Rihanna bei der Dior Haute Couture Frühjahr/Sommer 2026 Show während der Pariser Modewoche pic.twitter.com/SU4WDVO5Hw
— Mehr Kultur, weniger Pop (@culturelesspop) 27. Januar 2026
Eine normalisierte Frauenfeindlichkeit, getarnt als „Meinung“
Die Kommentare über Rihannas „dicken Bauch“ sind nicht neutral: Sie sind Teil einer zutiefst frauenfeindlichen Logik, die von Frauen verlangt, begehrenswert, makellos und ständig „kontrolliert“ zu sein. Der Körper einer Frau wird zu einem fortwährenden Projekt, zu dem sich jeder berechtigt fühlt, Kommentare abzugeben, als hinge der Wert einer Frau vom schnellen Verschwinden jeglicher Spuren von Mutterschaft ab.

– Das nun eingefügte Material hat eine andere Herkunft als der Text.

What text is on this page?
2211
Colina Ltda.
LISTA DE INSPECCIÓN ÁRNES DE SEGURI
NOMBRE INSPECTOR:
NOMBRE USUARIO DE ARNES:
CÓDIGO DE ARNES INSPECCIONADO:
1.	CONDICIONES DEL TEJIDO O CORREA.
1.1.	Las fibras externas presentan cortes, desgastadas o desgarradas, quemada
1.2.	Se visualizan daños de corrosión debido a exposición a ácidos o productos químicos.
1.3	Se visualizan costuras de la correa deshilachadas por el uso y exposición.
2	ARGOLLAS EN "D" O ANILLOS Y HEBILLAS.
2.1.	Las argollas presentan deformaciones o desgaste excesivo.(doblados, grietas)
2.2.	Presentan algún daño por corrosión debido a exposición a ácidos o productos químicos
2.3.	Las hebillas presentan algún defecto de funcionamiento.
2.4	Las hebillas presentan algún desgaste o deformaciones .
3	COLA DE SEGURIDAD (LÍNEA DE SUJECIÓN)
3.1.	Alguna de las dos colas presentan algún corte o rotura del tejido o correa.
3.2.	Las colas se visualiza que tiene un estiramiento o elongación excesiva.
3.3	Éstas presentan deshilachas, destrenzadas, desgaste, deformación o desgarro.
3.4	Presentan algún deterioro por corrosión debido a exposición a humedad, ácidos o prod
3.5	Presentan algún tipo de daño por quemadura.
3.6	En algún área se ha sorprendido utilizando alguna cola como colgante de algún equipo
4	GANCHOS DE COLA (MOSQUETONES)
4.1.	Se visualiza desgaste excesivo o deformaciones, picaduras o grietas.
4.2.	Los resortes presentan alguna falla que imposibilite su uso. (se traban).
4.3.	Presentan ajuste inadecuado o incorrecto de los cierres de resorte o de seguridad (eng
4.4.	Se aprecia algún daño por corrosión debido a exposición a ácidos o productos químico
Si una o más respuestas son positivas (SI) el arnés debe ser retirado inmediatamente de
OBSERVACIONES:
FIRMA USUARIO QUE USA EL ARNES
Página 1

Diese Besessenheit hat nichts mit Gesundheit oder „einfacher Beobachtung“ zu tun, sondern alles mit der Kontrolle über den weiblichen Körper. Indem sie gezielt den Bauch – ein Symbol für Schwangerschaft, Mutterschaft und Veränderung – ins Visier nehmen, erinnern uns die Hasser daran, dass sie Frauen das Recht absprechen, in Körpern zu existieren, die leben, sich entwickeln und den Lauf der Zeit prägen. Und wenn diese Frau ein Weltstar wie Rihanna ist, wird jedes Foto zum Vorwand, Fantasien, Gebote und fettfeindliche Beleidigungen zu projizieren.

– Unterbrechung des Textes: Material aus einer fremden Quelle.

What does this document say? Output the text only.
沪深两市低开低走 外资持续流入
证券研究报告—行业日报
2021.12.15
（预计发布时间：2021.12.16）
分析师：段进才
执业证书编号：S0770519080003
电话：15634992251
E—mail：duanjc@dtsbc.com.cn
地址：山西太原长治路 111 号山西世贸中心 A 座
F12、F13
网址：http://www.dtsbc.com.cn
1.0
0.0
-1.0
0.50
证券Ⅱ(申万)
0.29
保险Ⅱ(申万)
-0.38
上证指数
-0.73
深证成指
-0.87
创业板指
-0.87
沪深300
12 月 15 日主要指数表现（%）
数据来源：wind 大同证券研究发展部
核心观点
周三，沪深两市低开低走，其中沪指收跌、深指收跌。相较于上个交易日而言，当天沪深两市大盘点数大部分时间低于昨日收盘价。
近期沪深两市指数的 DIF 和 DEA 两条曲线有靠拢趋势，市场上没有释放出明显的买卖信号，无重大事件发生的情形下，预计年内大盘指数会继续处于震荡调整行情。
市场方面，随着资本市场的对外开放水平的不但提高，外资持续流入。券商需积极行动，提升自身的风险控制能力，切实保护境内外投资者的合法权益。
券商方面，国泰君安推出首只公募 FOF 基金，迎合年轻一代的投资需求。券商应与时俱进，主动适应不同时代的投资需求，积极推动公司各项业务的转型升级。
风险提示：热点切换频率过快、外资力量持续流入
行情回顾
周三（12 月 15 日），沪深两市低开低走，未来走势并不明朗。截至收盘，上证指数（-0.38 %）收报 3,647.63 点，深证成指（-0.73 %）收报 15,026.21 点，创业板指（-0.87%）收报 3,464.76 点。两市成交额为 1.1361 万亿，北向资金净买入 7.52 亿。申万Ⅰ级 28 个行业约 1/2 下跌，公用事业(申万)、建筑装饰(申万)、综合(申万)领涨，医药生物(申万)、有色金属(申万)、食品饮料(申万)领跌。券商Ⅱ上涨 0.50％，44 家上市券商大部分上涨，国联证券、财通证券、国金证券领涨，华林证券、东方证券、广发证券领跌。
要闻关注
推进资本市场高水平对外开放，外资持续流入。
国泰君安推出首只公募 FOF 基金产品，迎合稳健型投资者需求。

Rihanna, eine weitere Möglichkeit, ihren Körper zur Schau zu stellen
Angesichts dieser alltäglichen Gewalt bezieht Rihanna klar Stellung: Sie spricht offen über ihren Bauch nach der Geburt ihrer Kinder und erklärt, dass sie ihn liebt. Statt ihn zu verstecken, integriert sie ihre Figur in ihren Stil. In Paris spielt sie weiterhin mit Volumen, Mänteln und Oversize-Schnitten und beweist damit, dass ein sichtbarer Bauch weder Stil, Eleganz noch Ausstrahlung eines Outfits schmälert.
Ihr Verhältnis zu Kleidung wird so zu einem sanften, aber dennoch entschiedenen politischen Statement: Ja, eine Frau, die Mutter geworden ist, kann einen Bauch, Kurven, Jeans und weite Mäntel haben und trotzdem eine Modeikone bleiben. Indem sie sich weigert, gesellschaftlichen Erwartungen zu entsprechen, schafft sie einen Raum, in dem sich andere Frauen in einem Körper nach der Geburt wiedererkennen können, der nicht ausgelöscht wurde.
Kurz gesagt, die Kritik an Rihannas „großem Bauch“ sagt nichts über ihren Wert oder ihren Stil aus; sie offenbart vor allem eine Gesellschaft, die sich immer noch schwer damit tut, den wahren Körper einer Frau zu akzeptieren, insbesondere nach der Mutterschaft. Indem sie weiterhin so auftritt, wie sie ist – mit ihrem Bauch, ihren Mänteln und ihrer Freiheit in der Kleiderwahl –, erinnert uns Rihanna an eine offensichtliche Wahrheit, die viele nicht hören wollen: Der Körper einer Frau ist weder ein Projekt, das korrigiert werden muss, noch eine kollektive Fantasie, sondern ihr eigener, Punkt.